Über die Kommunikationspraxis der neuen Regierung sagt Baum: „Es hat ja schon in Senningen angefangen, dass die Verhandlungen nur sehr knapp kommentiert wurden, es drang nichts aus Senningen heraus.“ Die Tatsache, dass man unter dem Vorwand des Primats der Abgeordnetenkammer den Vertrag unter Verschluss zu halten versuchte, findet Baum bedenklich. „Wenn das die gängige Praxis sein soll, wie sich die parlamentarische Demokratie weiterentwickeln soll, dann gilt es, Widerstände dagegen zu organisieren.“ 

Marc Spautz (CSV)

Marc Spautz (CSV) Foto: Editpress/Fabrizio Pizzolante

Marc Spautz, Fraktionspräsident der CSV

„Ich denke, dass es eine interessante Regierungserklärung war“, sagt Friedens Parteikollege Marc Spautz. Besonders gut gefallen habe ihm, dass der Premier die Bedeutung der sozialen Kohäsion in den Vordergrund seiner Rede gestellt habe. Es sei richtig und wichtig gewesen, verschiedene Punkte aus dem Koalitionsvertrag zu unterstreichen und zu erklären – auch für den Rest des Parlaments. „Ich freue mich auf die morgige Debatte“, sagt Spautz.

Gilles Baum (DP)

Gilles Baum (DP) Foto: Editpress/Fabrizio Pizzolante

Gilles Baum, Fraktionspräsident der DP

„Ich habe heute die Rede eines motivierten Premierministers gehört“, sagt Gilles Baum, Fraktionschef von Friedens Koalitionspartner DP, „die Rede eines überzeugten Europäers“. Besondere Freude habe ihm bereitet, dass der neue Regierungschef die Arbeit der vergangenen Regierung als „gute Weichenstellung“ bezeichnet habe, auf der man für die Zukunft aufbauen könne. Baum habe in der Regierungserklärung sehr viele Punkte aus dem Wahlprogramm der DP wiedererkannt, sei es zu den Themen Kaufkraft, Bildung, Gesundheit, Wirtschaft oder Steuern. „Ganz wichtig ist, dass wir in dieser Koalition die Individualisierung der Steuern auf den Weg bringen werden“, so Baum.

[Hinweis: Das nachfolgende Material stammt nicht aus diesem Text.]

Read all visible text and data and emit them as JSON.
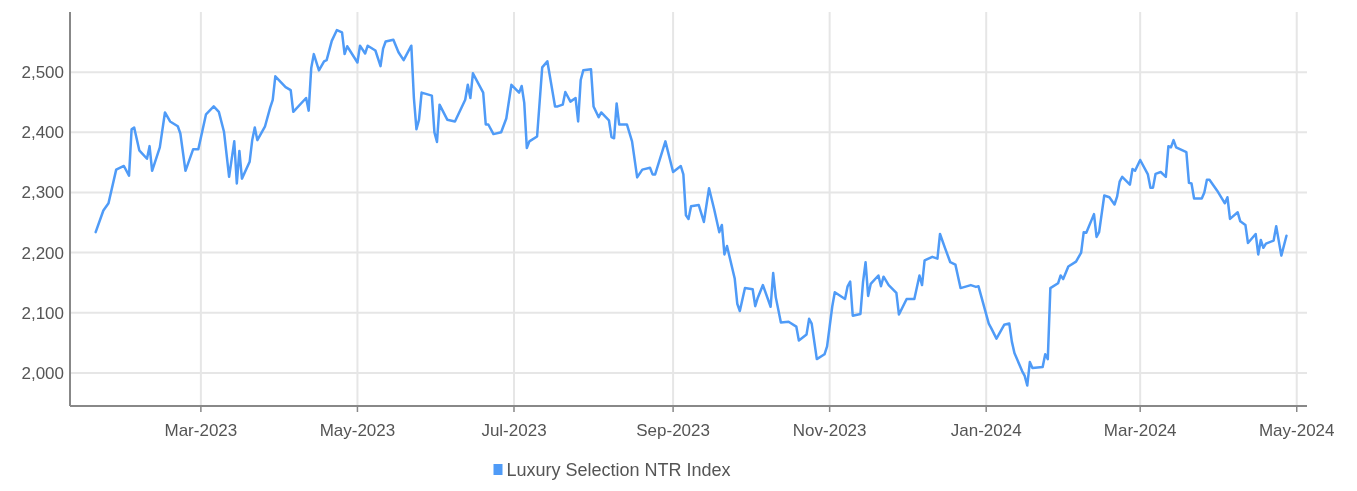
{
  "chart_data": {
    "type": "line",
    "x": [
      "2023-01-19",
      "2023-01-22",
      "2023-01-24",
      "2023-01-27",
      "2023-01-30",
      "2023-02-01",
      "2023-02-02",
      "2023-02-03",
      "2023-02-05",
      "2023-02-08",
      "2023-02-09",
      "2023-02-10",
      "2023-02-13",
      "2023-02-15",
      "2023-02-17",
      "2023-02-20",
      "2023-02-21",
      "2023-02-23",
      "2023-02-26",
      "2023-02-28",
      "2023-03-03",
      "2023-03-06",
      "2023-03-08",
      "2023-03-10",
      "2023-03-12",
      "2023-03-14",
      "2023-03-15",
      "2023-03-16",
      "2023-03-17",
      "2023-03-20",
      "2023-03-21",
      "2023-03-22",
      "2023-03-23",
      "2023-03-26",
      "2023-03-28",
      "2023-03-29",
      "2023-03-30",
      "2023-04-03",
      "2023-04-05",
      "2023-04-06",
      "2023-04-11",
      "2023-04-12",
      "2023-04-13",
      "2023-04-14",
      "2023-04-16",
      "2023-04-18",
      "2023-04-19",
      "2023-04-21",
      "2023-04-23",
      "2023-04-25",
      "2023-04-26",
      "2023-04-27",
      "2023-05-01",
      "2023-05-02",
      "2023-05-04",
      "2023-05-05",
      "2023-05-08",
      "2023-05-10",
      "2023-05-11",
      "2023-05-12",
      "2023-05-15",
      "2023-05-17",
      "2023-05-19",
      "2023-05-22",
      "2023-05-23",
      "2023-05-24",
      "2023-05-25",
      "2023-05-26",
      "2023-05-30",
      "2023-05-31",
      "2023-06-01",
      "2023-06-02",
      "2023-06-05",
      "2023-06-08",
      "2023-06-12",
      "2023-06-13",
      "2023-06-14",
      "2023-06-15",
      "2023-06-19",
      "2023-06-20",
      "2023-06-21",
      "2023-06-23",
      "2023-06-26",
      "2023-06-28",
      "2023-06-30",
      "2023-07-03",
      "2023-07-04",
      "2023-07-05",
      "2023-07-06",
      "2023-07-07",
      "2023-07-10",
      "2023-07-12",
      "2023-07-14",
      "2023-07-17",
      "2023-07-18",
      "2023-07-20",
      "2023-07-21",
      "2023-07-23",
      "2023-07-25",
      "2023-07-26",
      "2023-07-27",
      "2023-07-28",
      "2023-07-31",
      "2023-08-01",
      "2023-08-03",
      "2023-08-04",
      "2023-08-07",
      "2023-08-08",
      "2023-08-09",
      "2023-08-10",
      "2023-08-11",
      "2023-08-14",
      "2023-08-16",
      "2023-08-18",
      "2023-08-20",
      "2023-08-23",
      "2023-08-24",
      "2023-08-25",
      "2023-08-29",
      "2023-09-01",
      "2023-09-04",
      "2023-09-05",
      "2023-09-06",
      "2023-09-07",
      "2023-09-08",
      "2023-09-11",
      "2023-09-13",
      "2023-09-15",
      "2023-09-17",
      "2023-09-19",
      "2023-09-20",
      "2023-09-21",
      "2023-09-22",
      "2023-09-25",
      "2023-09-26",
      "2023-09-27",
      "2023-09-29",
      "2023-10-02",
      "2023-10-03",
      "2023-10-04",
      "2023-10-06",
      "2023-10-09",
      "2023-10-10",
      "2023-10-11",
      "2023-10-13",
      "2023-10-16",
      "2023-10-19",
      "2023-10-20",
      "2023-10-23",
      "2023-10-24",
      "2023-10-25",
      "2023-10-27",
      "2023-10-30",
      "2023-10-31",
      "2023-11-02",
      "2023-11-03",
      "2023-11-07",
      "2023-11-08",
      "2023-11-09",
      "2023-11-10",
      "2023-11-13",
      "2023-11-14",
      "2023-11-15",
      "2023-11-16",
      "2023-11-17",
      "2023-11-20",
      "2023-11-21",
      "2023-11-22",
      "2023-11-24",
      "2023-11-27",
      "2023-11-28",
      "2023-12-01",
      "2023-12-04",
      "2023-12-06",
      "2023-12-07",
      "2023-12-08",
      "2023-12-11",
      "2023-12-13",
      "2023-12-14",
      "2023-12-16",
      "2023-12-18",
      "2023-12-20",
      "2023-12-22",
      "2023-12-26",
      "2023-12-28",
      "2023-12-29",
      "2024-01-02",
      "2024-01-03",
      "2024-01-05",
      "2024-01-08",
      "2024-01-10",
      "2024-01-11",
      "2024-01-12",
      "2024-01-15",
      "2024-01-16",
      "2024-01-17",
      "2024-01-18",
      "2024-01-19",
      "2024-01-23",
      "2024-01-24",
      "2024-01-25",
      "2024-01-26",
      "2024-01-29",
      "2024-01-30",
      "2024-01-31",
      "2024-02-02",
      "2024-02-05",
      "2024-02-07",
      "2024-02-08",
      "2024-02-09",
      "2024-02-12",
      "2024-02-13",
      "2024-02-14",
      "2024-02-16",
      "2024-02-18",
      "2024-02-20",
      "2024-02-21",
      "2024-02-22",
      "2024-02-23",
      "2024-02-26",
      "2024-02-27",
      "2024-02-28",
      "2024-03-01",
      "2024-03-04",
      "2024-03-05",
      "2024-03-06",
      "2024-03-07",
      "2024-03-09",
      "2024-03-11",
      "2024-03-12",
      "2024-03-13",
      "2024-03-14",
      "2024-03-15",
      "2024-03-19",
      "2024-03-20",
      "2024-03-21",
      "2024-03-22",
      "2024-03-25",
      "2024-03-26",
      "2024-03-27",
      "2024-03-28",
      "2024-03-31",
      "2024-04-02",
      "2024-04-03",
      "2024-04-04",
      "2024-04-05",
      "2024-04-08",
      "2024-04-09",
      "2024-04-11",
      "2024-04-12",
      "2024-04-15",
      "2024-04-16",
      "2024-04-17",
      "2024-04-18",
      "2024-04-19",
      "2024-04-22",
      "2024-04-23",
      "2024-04-25",
      "2024-04-27"
    ],
    "series": [
      {
        "name": "Luxury Selection NTR Index",
        "color": "#4f9bf7",
        "values": [
          2234,
          2270,
          2282,
          2338,
          2344,
          2328,
          2405,
          2408,
          2370,
          2356,
          2377,
          2336,
          2375,
          2433,
          2418,
          2410,
          2398,
          2336,
          2372,
          2372,
          2430,
          2443,
          2434,
          2401,
          2326,
          2385,
          2315,
          2369,
          2323,
          2351,
          2387,
          2408,
          2387,
          2410,
          2441,
          2454,
          2493,
          2475,
          2470,
          2434,
          2457,
          2436,
          2507,
          2530,
          2503,
          2518,
          2520,
          2552,
          2570,
          2566,
          2530,
          2543,
          2516,
          2544,
          2531,
          2544,
          2536,
          2510,
          2539,
          2551,
          2554,
          2533,
          2520,
          2544,
          2457,
          2405,
          2421,
          2466,
          2461,
          2400,
          2384,
          2446,
          2421,
          2418,
          2454,
          2479,
          2457,
          2498,
          2466,
          2413,
          2413,
          2397,
          2400,
          2423,
          2479,
          2466,
          2477,
          2449,
          2374,
          2385,
          2393,
          2508,
          2518,
          2443,
          2443,
          2446,
          2467,
          2451,
          2457,
          2418,
          2487,
          2503,
          2505,
          2443,
          2425,
          2433,
          2420,
          2392,
          2390,
          2448,
          2413,
          2413,
          2385,
          2325,
          2338,
          2341,
          2330,
          2330,
          2385,
          2334,
          2344,
          2330,
          2262,
          2256,
          2277,
          2279,
          2251,
          2307,
          2272,
          2234,
          2246,
          2197,
          2211,
          2157,
          2115,
          2103,
          2141,
          2139,
          2111,
          2125,
          2146,
          2110,
          2166,
          2126,
          2084,
          2085,
          2077,
          2054,
          2064,
          2090,
          2082,
          2023,
          2031,
          2044,
          2110,
          2134,
          2123,
          2144,
          2152,
          2095,
          2098,
          2151,
          2184,
          2128,
          2148,
          2162,
          2144,
          2160,
          2146,
          2133,
          2097,
          2123,
          2123,
          2162,
          2146,
          2187,
          2193,
          2190,
          2231,
          2207,
          2184,
          2180,
          2141,
          2146,
          2143,
          2144,
          2082,
          2074,
          2057,
          2080,
          2082,
          2052,
          2033,
          2003,
          1995,
          1979,
          2018,
          2008,
          2010,
          2031,
          2023,
          2141,
          2149,
          2162,
          2156,
          2177,
          2185,
          2200,
          2234,
          2233,
          2264,
          2226,
          2234,
          2295,
          2292,
          2280,
          2293,
          2318,
          2326,
          2313,
          2339,
          2336,
          2354,
          2330,
          2308,
          2308,
          2331,
          2334,
          2326,
          2377,
          2375,
          2387,
          2375,
          2367,
          2316,
          2315,
          2290,
          2290,
          2300,
          2321,
          2321,
          2303,
          2289,
          2282,
          2292,
          2256,
          2267,
          2252,
          2246,
          2216,
          2231,
          2197,
          2221,
          2208,
          2215,
          2220,
          2244,
          2195,
          2228
        ]
      }
    ],
    "xlim": [
      "2023-01-09",
      "2024-05-05"
    ],
    "xticks": [
      {
        "value": "2023-03-01",
        "label": "Mar-2023"
      },
      {
        "value": "2023-05-01",
        "label": "May-2023"
      },
      {
        "value": "2023-07-01",
        "label": "Jul-2023"
      },
      {
        "value": "2023-09-01",
        "label": "Sep-2023"
      },
      {
        "value": "2023-11-01",
        "label": "Nov-2023"
      },
      {
        "value": "2024-01-01",
        "label": "Jan-2024"
      },
      {
        "value": "2024-03-01",
        "label": "Mar-2024"
      },
      {
        "value": "2024-05-01",
        "label": "May-2024"
      }
    ],
    "ylim": [
      1945,
      2600
    ],
    "yticks": [
      {
        "value": 2000,
        "label": "2,000"
      },
      {
        "value": 2100,
        "label": "2,100"
      },
      {
        "value": 2200,
        "label": "2,200"
      },
      {
        "value": 2300,
        "label": "2,300"
      },
      {
        "value": 2400,
        "label": "2,400"
      },
      {
        "value": 2500,
        "label": "2,500"
      }
    ],
    "grid": true,
    "legend": "bottom"
  }
}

Baum freut sich auf eine intensive Zusammenarbeit mit der CSV und auf die Chamberdebatte zur Regierungserklärung. „Von einem Fehlstart kann nicht die Rede sein.“ Natürlich gebe es Elemente, die dem einen oder anderen weniger oder gar nicht gefallen, sagt Baum. Es sei aber eine staatsmännische Rede gewesen, hinter der die DP zu hundert Prozent stehe.